= Bruno I (bishop of Verden) =

Son of Wichmann the Elder and Frederuna

Bruno (920 – 26 January 976), son of Wichmann the Elder and his wife Frederuna, niece of Queen Matilda, wife of Henry the Fowler, served as a Bishop of Verden.

Bruno was appointed to succeed Bishop Amelung, brother of Hermann Billung, in 962. Bruno is best known for his refusal to allow the burial in the church of Hermann due to his excommunication. Bruno received immunity for the diocese from Emperor Otto I.

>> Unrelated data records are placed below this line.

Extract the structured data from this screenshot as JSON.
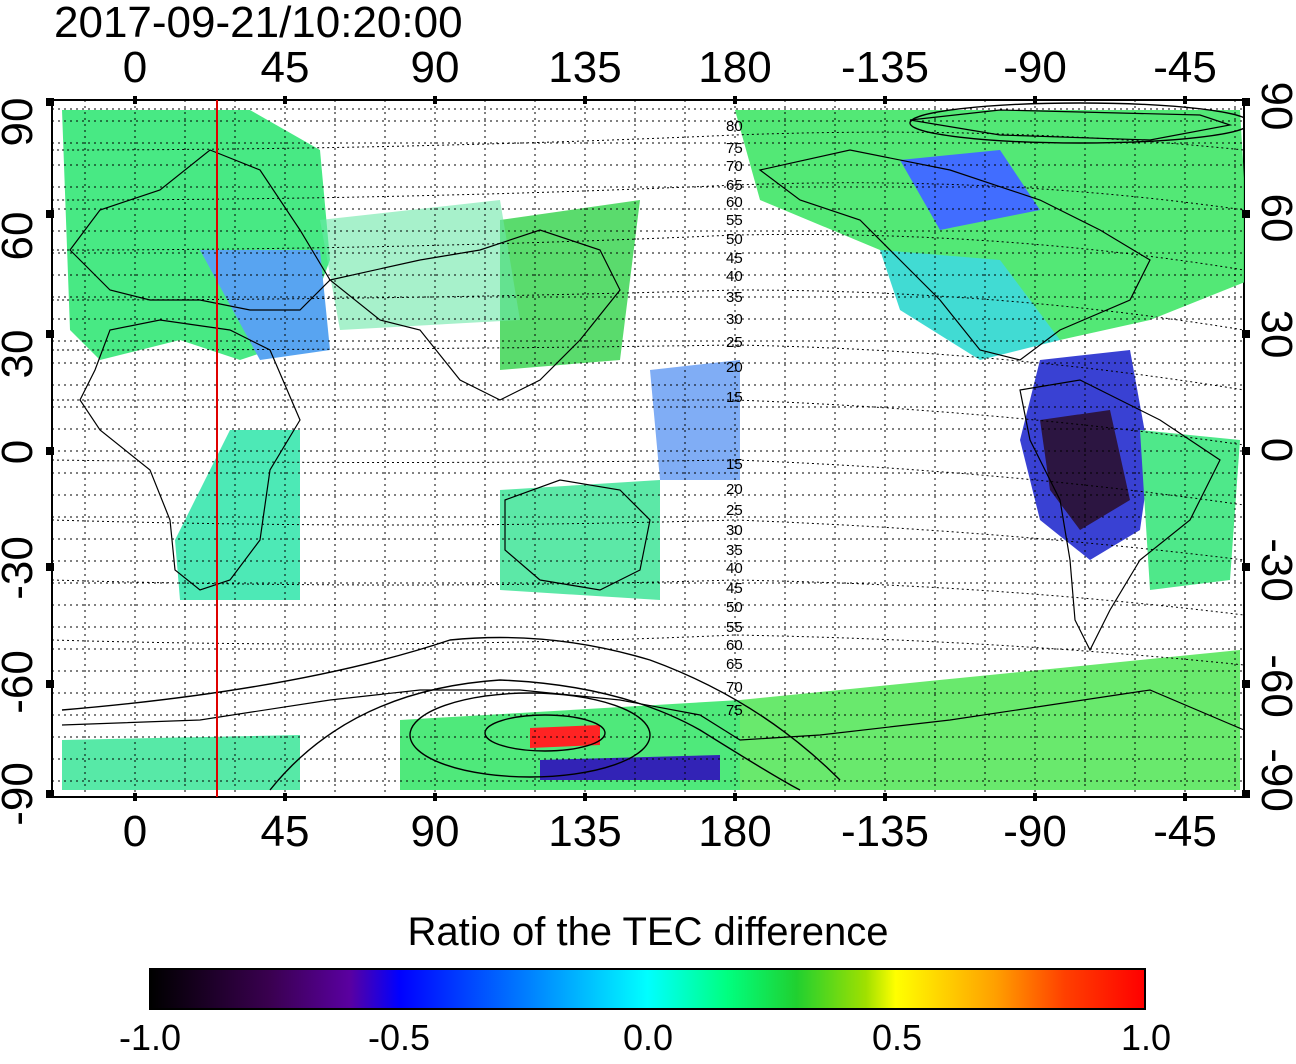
{
  "timestamp": "2017-09-21/10:20:00",
  "map": {
    "x_ticks_top": [
      "0",
      "45",
      "90",
      "135",
      "180",
      "-135",
      "-90",
      "-45"
    ],
    "x_ticks_bottom": [
      "0",
      "45",
      "90",
      "135",
      "180",
      "-135",
      "-90",
      "-45"
    ],
    "y_ticks_left": [
      "90",
      "60",
      "30",
      "0",
      "-30",
      "-60",
      "-90"
    ],
    "y_ticks_right": [
      "90",
      "60",
      "30",
      "0",
      "-30",
      "-60",
      "-90"
    ],
    "contour_labels_north": [
      "80",
      "75",
      "70",
      "65",
      "60",
      "55",
      "50",
      "45",
      "40",
      "35",
      "30",
      "25",
      "20",
      "15"
    ],
    "contour_labels_south": [
      "15",
      "20",
      "25",
      "30",
      "35",
      "40",
      "45",
      "50",
      "55",
      "60",
      "65",
      "70",
      "75"
    ],
    "terminator_longitude": 25
  },
  "colorbar": {
    "title": "Ratio of the TEC difference",
    "ticks": [
      "-1.0",
      "-0.5",
      "0.0",
      "0.5",
      "1.0"
    ],
    "min": -1.0,
    "max": 1.0
  }
}
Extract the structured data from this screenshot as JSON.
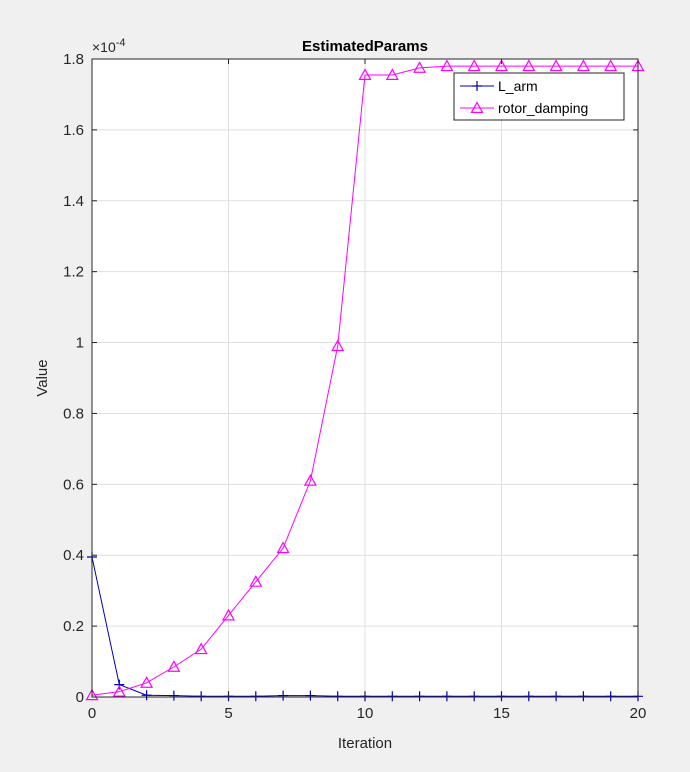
{
  "chart_data": {
    "type": "line",
    "title": "EstimatedParams",
    "xlabel": "Iteration",
    "ylabel": "Value",
    "xlim": [
      0,
      20
    ],
    "ylim": [
      0,
      1.8
    ],
    "y_exponent_label": "×10",
    "y_exponent_power": "-4",
    "x_ticks": [
      "0",
      "5",
      "10",
      "15",
      "20"
    ],
    "y_ticks": [
      "0",
      "0.2",
      "0.4",
      "0.6",
      "0.8",
      "1",
      "1.2",
      "1.4",
      "1.6",
      "1.8"
    ],
    "grid": true,
    "legend_position": "top-right",
    "x": [
      0,
      1,
      2,
      3,
      4,
      5,
      6,
      7,
      8,
      9,
      10,
      11,
      12,
      13,
      14,
      15,
      16,
      17,
      18,
      19,
      20
    ],
    "series": [
      {
        "name": "L_arm",
        "color": "#0000b4",
        "marker": "plus",
        "values": [
          0.395,
          0.035,
          0.005,
          0.004,
          0.002,
          0.002,
          0.002,
          0.004,
          0.004,
          0.002,
          0.002,
          0.002,
          0.002,
          0.002,
          0.002,
          0.002,
          0.002,
          0.002,
          0.002,
          0.002,
          0.002
        ]
      },
      {
        "name": "rotor_damping",
        "color": "#ff00ff",
        "marker": "triangle",
        "values": [
          0.005,
          0.015,
          0.04,
          0.085,
          0.135,
          0.23,
          0.325,
          0.42,
          0.61,
          0.99,
          1.755,
          1.755,
          1.775,
          1.78,
          1.78,
          1.78,
          1.78,
          1.78,
          1.78,
          1.78,
          1.78
        ]
      }
    ]
  }
}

According to Thietmar of Merseburg, Hermann's son Bernard, while transporting his father's body to Lüneburg, encountered Bruno and tearfully asked that his father be granted absolution and permitted burial at the church. Bruno refused.

Bruno was held in high regard by the emperor, who had designated him successor to Amelung. Because stone was not available, Amelung had erected and consecrated a magnificent wooden church, surpassing all others in size and quality. Archaeological evidence confirms the description of this church.

As Bruno grew old, Emperor Otto II asked that his chaplain Herman, brother of Folkmar (Volkmar), Archbishop of Cologne, be designated as assistant and heir. Bruno respectfully declined, citing his age and mental condition.